Scientists at The University of Sheffield are studying the pufferfish's unique beak. The pufferfish has a distinctive bite that has been modified from a set of genes responsible for tooth development and preserved over 400 million years.
New research focusing on tooth development shows that after the first generation of teeth the program for continued tooth replacement modifies to form a distinctive and unusual 'parrot like' beak.
Dr Gareth Fraser of the University of Sheffield's Department of Animal and Plant Sciences, who led the project, said: "It goes beyond fishes and even morphological novelty; we can use the pufferfish beak as a model for a simplified tooth replacement system -- composed of just four continually replacing teeth that make up the beak structure. It is of great interest for science to understand the process of tooth replacement, to understand the genes that govern the continued supply of teeth and mechanisms of dental stem cell maintenance.
"As humans only replace their teeth once, fishes and pufferfish in particular, can be looked at as a new model to help us to answer questions like how continuous tooth replacement programmes are maintained throughout life? This would help our understanding of why humans have lost this replacement potential, and furthermore how can we use knowledge of the genetic underpinnings of tooth replacement in fishes to facilitate advances in dental therapies."

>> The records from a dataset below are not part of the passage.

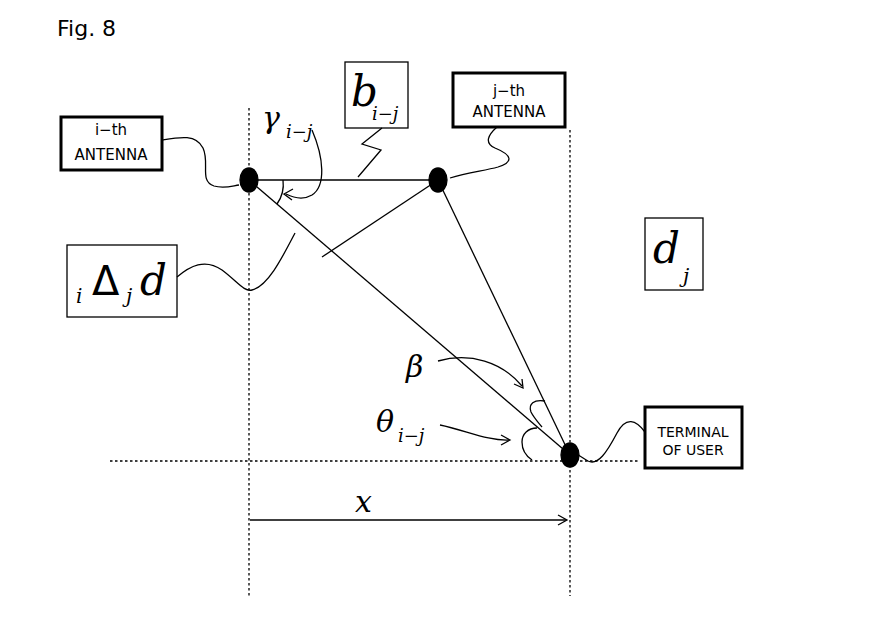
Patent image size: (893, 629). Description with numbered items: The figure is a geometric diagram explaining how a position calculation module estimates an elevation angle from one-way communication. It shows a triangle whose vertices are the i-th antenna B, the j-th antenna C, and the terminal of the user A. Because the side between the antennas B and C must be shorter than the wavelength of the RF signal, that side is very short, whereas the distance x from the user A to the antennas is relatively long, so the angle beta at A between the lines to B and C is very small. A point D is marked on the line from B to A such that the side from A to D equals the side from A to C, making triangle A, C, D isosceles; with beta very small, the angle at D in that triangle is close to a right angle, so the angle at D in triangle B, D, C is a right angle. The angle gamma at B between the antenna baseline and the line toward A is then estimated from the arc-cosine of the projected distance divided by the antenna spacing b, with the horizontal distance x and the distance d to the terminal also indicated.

The terminal of user vertex A is at (559, 469).
The i-th antenna vertex B is at (249, 167).
The j-th antenna vertex C is at (438, 167).
The point D on side AB D is at (322, 267).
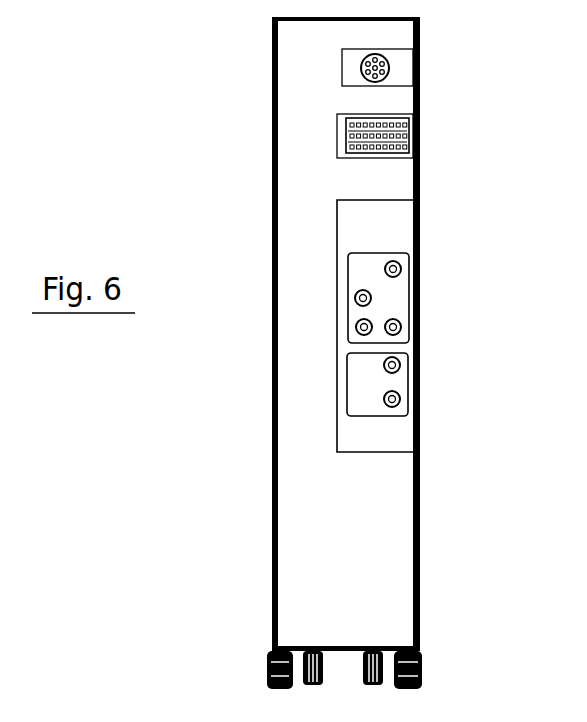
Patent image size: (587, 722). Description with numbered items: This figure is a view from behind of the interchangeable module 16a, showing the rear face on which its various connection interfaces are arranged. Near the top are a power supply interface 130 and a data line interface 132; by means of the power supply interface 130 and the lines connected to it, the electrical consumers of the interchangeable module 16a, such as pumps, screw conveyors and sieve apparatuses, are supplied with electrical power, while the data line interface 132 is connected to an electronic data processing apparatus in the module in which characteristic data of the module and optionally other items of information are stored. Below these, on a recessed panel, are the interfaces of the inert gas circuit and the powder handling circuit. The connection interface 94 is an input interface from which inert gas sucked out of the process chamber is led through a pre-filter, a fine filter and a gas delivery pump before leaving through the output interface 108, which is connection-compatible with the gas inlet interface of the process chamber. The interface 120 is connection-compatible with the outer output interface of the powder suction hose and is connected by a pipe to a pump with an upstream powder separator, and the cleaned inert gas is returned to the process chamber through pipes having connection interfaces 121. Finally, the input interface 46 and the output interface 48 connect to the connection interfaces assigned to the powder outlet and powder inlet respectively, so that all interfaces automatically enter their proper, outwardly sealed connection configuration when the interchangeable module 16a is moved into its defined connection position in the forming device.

The interchangeable module 16a is at (400, 494).
The power supply interface 130 is at (387, 62).
The data line interface 132 is at (413, 126).
The output interface 108 is at (401, 270).
The complementary interface 120 is at (371, 297).
The connection interfaces 121 is at (356, 325).
The connection interface 94 is at (401, 325).
The output interface 48 is at (400, 365).
The input interface 46 is at (400, 400).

Pufferfish are bony fish, which are extremely diverse and make up almost half of all living vertebrates. This group uses a highly conserved process to form a unique beak-like jaw that has made teeth in all vertebrates animals with spines for millions of years.
Pufferfishes are the most bizarre of the bony fishes and have recently become a useful genetic model with the pufferfish genome project near completion. It is hoped it will provide a valuable model system for genetics, genomics, biomedical sciences and now development, not to mention the importance of this group to our understanding of the evolution of morphological novelty and vertebrate diversity.